Esta clase de peligro debe principalmente temerse cuando las esposas conspiran por la elevación de sus hijos o también cuando son adúlteras.
En cuanto a los hijos, las tragedias de análogos peligros producidos por ellos han sido muchas; y generalmente el que los padres sospechen de sus hijos siempre han sido tragedias desgraciadas. La ruina de Mustafá (al que hemos aludido antes) fue tan fatal al linaje de Solimán que de la sucesión turca desde Solimán hasta nuestros días, se ha sospechado ser falsa y de sangre ajena; por eso se creyó que Selim II fue un fraude. La destrucción de Crispus, joven príncipe de extraordinario empuje, por su padre Constantino el Grande, fue, del mismo modo, fatal para su dinastía; pues sus dos hijos Constantino y Constancio murieron de muerte violenta; y Constante, su otro hijo, lo pasó algo mejor, pues murió de enfermedad, pero después de que Juliano hubiera tomado las armas contra él. La muerte de Demetrio, hijo de Filipo II de Macedonia, se volvió contra su padre, pues murió de repente. Y hay muchos ejemplos semejantes; pero pocos o ninguno en el que los padres se hayan beneficiado con tal destrucción, salvo que los hijos se hubieran levantado en armas contra ellos; como hizo Selim I contra Bayaceto y los tres hijos de Enrique II, rey de Inglaterra.
En cuanto a los prelados, cuando son orgullosos e importantes, también hay peligro en ellos; como ocurrió en tiempos de Anselmo y Tomás Becket, arzobispos de Canterbury, quienes, con el báculo, intentaron hacer tanto como con la espada del rey; y aun tuvieron que habérselas con reyes fuertes y soberbios: Guillermo Rufus, Enrique I y Enrique II. El peligro no procede del propio Estado sino donde depende de una autoridad extranjera; o donde los eclesiásticos intervienen y son elegidos, no directamente por el rey o protectores particulares, sino por el pueblo.
Respecto a los nobles, no es equivocado mantenerlos a distancia; pero rebajarlos puede dar más absolutismo al rey, aunque menos seguridad y menor posibilidad de realizar cualquier cosa que desee. Lo he hecho notar en mi historia del rey Enrique VII de Inglaterra, quien oprimió a la nobleza con lo cual sucedió que su época estuvo llena de dificultades y revueltas; pues la nobleza, aunque mantuvo su lealtad hacia él, no cooperó con el rey en sus asuntos; por lo cual, en efecto, el rey tuvo que hacerlo todo por sí solo.
En cuanto a los segundones, no ofrecen mucho peligro, ya que constituyen un estamento disperso. Pueden, a veces, alzar la voz pero eso produce poco daño; además, son un contrapeso de la nobleza alta para que no se haga demasiado poderosa; y, finalmente, al ser la autoridad inmediata respecto al pueblo llano, atemperan las conmociones populares.

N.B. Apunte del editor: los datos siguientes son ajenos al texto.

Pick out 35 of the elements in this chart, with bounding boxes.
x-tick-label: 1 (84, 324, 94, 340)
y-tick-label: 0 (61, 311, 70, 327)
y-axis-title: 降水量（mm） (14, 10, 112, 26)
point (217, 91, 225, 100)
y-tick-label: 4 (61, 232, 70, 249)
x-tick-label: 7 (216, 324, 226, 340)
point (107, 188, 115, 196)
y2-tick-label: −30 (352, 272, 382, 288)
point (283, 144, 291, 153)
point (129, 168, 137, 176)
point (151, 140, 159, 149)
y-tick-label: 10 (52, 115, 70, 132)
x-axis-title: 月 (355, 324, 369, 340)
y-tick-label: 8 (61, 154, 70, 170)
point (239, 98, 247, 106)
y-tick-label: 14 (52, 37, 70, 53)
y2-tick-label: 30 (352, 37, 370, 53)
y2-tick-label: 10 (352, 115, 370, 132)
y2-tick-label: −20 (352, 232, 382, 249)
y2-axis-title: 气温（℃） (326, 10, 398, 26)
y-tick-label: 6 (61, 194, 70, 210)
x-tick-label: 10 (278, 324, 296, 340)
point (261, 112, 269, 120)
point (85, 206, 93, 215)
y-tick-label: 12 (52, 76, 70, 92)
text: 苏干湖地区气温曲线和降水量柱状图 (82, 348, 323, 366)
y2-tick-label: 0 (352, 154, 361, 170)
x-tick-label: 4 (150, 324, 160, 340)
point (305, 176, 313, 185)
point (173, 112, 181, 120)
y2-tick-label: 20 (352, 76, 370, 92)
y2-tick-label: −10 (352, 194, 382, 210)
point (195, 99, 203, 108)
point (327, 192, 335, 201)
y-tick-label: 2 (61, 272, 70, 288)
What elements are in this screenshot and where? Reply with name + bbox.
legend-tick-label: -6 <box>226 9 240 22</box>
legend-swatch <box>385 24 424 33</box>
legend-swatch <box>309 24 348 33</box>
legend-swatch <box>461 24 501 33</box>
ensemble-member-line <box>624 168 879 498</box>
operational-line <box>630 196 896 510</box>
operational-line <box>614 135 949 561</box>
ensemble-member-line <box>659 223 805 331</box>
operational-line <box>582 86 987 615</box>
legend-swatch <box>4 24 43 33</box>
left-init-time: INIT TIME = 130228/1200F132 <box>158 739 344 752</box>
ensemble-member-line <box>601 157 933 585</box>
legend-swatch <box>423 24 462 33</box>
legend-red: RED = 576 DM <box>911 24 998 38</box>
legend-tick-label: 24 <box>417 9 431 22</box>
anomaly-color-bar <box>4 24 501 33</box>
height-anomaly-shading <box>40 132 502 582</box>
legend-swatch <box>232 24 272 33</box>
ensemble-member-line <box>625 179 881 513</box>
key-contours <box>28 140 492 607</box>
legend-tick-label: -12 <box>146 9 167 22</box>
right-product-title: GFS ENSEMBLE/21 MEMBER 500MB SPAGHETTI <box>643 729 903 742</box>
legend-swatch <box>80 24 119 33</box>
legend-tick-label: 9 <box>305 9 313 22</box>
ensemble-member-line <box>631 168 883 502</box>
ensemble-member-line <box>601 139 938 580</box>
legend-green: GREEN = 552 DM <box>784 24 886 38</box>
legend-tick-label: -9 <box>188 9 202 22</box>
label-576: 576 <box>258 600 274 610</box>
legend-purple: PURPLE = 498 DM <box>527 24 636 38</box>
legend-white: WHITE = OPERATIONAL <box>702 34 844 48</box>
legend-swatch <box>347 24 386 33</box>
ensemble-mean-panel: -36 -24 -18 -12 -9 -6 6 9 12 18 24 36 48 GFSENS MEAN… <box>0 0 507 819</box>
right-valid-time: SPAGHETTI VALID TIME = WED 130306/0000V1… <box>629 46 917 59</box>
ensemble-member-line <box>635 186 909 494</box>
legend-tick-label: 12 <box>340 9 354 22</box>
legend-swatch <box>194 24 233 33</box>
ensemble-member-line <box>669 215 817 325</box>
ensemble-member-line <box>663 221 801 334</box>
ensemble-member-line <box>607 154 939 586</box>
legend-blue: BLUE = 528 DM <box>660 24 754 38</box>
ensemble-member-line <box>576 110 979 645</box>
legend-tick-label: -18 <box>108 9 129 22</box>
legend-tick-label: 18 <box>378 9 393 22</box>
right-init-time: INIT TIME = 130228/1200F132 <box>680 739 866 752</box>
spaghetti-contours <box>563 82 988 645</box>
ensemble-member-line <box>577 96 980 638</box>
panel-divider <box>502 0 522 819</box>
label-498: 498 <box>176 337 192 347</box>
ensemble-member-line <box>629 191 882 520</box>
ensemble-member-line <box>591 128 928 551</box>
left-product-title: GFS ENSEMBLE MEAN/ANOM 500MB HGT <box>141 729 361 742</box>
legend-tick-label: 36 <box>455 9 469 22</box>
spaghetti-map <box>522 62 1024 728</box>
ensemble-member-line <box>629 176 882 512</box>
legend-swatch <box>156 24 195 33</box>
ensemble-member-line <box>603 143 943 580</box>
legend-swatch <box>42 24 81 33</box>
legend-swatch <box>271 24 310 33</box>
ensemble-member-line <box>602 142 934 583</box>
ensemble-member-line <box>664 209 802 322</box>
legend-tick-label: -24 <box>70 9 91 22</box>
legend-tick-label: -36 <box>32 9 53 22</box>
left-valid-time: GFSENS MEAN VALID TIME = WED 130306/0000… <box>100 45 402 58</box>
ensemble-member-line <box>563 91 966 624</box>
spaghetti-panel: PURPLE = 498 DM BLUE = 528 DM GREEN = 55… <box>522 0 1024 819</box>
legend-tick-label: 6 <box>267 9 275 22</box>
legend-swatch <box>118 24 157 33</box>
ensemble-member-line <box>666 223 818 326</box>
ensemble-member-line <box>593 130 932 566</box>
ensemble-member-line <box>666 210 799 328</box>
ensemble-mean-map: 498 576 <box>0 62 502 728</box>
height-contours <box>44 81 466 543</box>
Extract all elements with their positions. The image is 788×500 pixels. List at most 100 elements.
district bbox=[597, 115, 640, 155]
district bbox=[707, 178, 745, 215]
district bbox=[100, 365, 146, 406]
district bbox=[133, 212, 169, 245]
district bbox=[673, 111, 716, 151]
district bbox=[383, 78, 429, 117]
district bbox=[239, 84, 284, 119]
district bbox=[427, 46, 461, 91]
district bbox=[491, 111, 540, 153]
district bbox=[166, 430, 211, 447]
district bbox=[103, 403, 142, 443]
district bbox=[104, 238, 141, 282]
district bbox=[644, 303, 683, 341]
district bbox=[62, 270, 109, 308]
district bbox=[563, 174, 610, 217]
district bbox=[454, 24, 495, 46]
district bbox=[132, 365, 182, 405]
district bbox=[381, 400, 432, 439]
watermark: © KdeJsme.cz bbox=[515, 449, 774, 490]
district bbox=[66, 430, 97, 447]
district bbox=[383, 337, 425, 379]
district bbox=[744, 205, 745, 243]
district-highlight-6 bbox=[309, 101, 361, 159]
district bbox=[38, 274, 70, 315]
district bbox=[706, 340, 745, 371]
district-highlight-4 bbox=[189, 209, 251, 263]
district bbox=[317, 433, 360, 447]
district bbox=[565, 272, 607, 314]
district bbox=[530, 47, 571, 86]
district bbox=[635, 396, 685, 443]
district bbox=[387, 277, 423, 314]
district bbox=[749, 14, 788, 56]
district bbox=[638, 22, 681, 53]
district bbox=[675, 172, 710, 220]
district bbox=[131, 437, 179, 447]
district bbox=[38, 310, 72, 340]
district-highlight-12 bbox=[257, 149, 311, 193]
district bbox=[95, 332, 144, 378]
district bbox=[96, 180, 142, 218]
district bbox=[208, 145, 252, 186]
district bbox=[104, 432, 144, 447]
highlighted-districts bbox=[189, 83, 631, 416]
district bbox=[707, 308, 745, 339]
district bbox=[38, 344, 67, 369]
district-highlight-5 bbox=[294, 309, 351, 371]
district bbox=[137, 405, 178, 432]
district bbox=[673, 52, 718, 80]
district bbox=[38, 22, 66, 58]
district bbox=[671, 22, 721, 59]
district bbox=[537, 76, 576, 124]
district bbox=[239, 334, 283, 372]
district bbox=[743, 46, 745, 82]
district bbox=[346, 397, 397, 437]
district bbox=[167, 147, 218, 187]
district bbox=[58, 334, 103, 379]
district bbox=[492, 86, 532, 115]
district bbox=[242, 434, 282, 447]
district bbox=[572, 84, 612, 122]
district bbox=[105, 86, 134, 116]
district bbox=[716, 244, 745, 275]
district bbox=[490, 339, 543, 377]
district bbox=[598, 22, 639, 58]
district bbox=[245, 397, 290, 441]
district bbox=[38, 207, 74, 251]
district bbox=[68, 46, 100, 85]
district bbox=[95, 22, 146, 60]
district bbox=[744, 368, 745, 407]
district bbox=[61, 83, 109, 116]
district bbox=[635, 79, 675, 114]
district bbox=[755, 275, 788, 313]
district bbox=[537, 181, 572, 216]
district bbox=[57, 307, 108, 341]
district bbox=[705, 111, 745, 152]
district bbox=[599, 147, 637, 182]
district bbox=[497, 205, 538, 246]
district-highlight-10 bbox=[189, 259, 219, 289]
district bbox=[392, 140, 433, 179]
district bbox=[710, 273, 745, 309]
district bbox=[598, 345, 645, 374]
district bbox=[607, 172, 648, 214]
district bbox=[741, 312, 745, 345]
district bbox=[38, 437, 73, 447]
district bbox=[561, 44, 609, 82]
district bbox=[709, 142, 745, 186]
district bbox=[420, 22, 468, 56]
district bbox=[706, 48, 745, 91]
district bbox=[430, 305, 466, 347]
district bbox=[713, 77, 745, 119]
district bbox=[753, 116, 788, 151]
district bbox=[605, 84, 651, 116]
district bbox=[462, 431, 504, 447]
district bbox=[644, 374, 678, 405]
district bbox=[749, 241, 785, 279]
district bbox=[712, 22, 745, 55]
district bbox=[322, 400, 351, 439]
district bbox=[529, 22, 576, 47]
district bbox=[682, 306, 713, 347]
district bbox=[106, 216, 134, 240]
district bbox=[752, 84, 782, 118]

En cuanto a los comerciantes, son la vena porta, y si no florecen, el reino puede tener buenos miembros, pero tendrá venas vacías y se alimentará poco. Las contribuciones e impuestos sobre ellos apenas benefician los ingresos del rey, pues lo que gane en el distrito lo pierde en el condado; aumentan los porcentajes particulares pero el total del comercio más bien disminuye.
Respecto al pueblo llano, poco peligro hay en él, excepto donde tienen dirigentes grandes y poderosos; o donde se interfieren su religión o sus costumbres o sus medios de vida.
En cuanto a los guerreros, resulta un estamento peligroso allí donde viven formando corporación, y se utilizan gratificaciones; de lo cual vemos ejemplos en los jenízaros y los pretorianos de Roma; pero la instrucción de las tropas, situarlas en varias plazas, tenerlas bajo distintos jefes y sin gratificaciones, son forma de defensa y no de peligro.
Los príncipes son como los cuerpos celestes, que producen los buenos o los malos tiempos; y que tienen mucha veneración pero ningún descanso. Todos los preceptos concernientes a los reyes, en realidad, se resumen en estas dos recomendaciones: Memento quod es homo y Memento quod es Deus o vice Dei[14]; la una frena su poder y la otra su voluntad.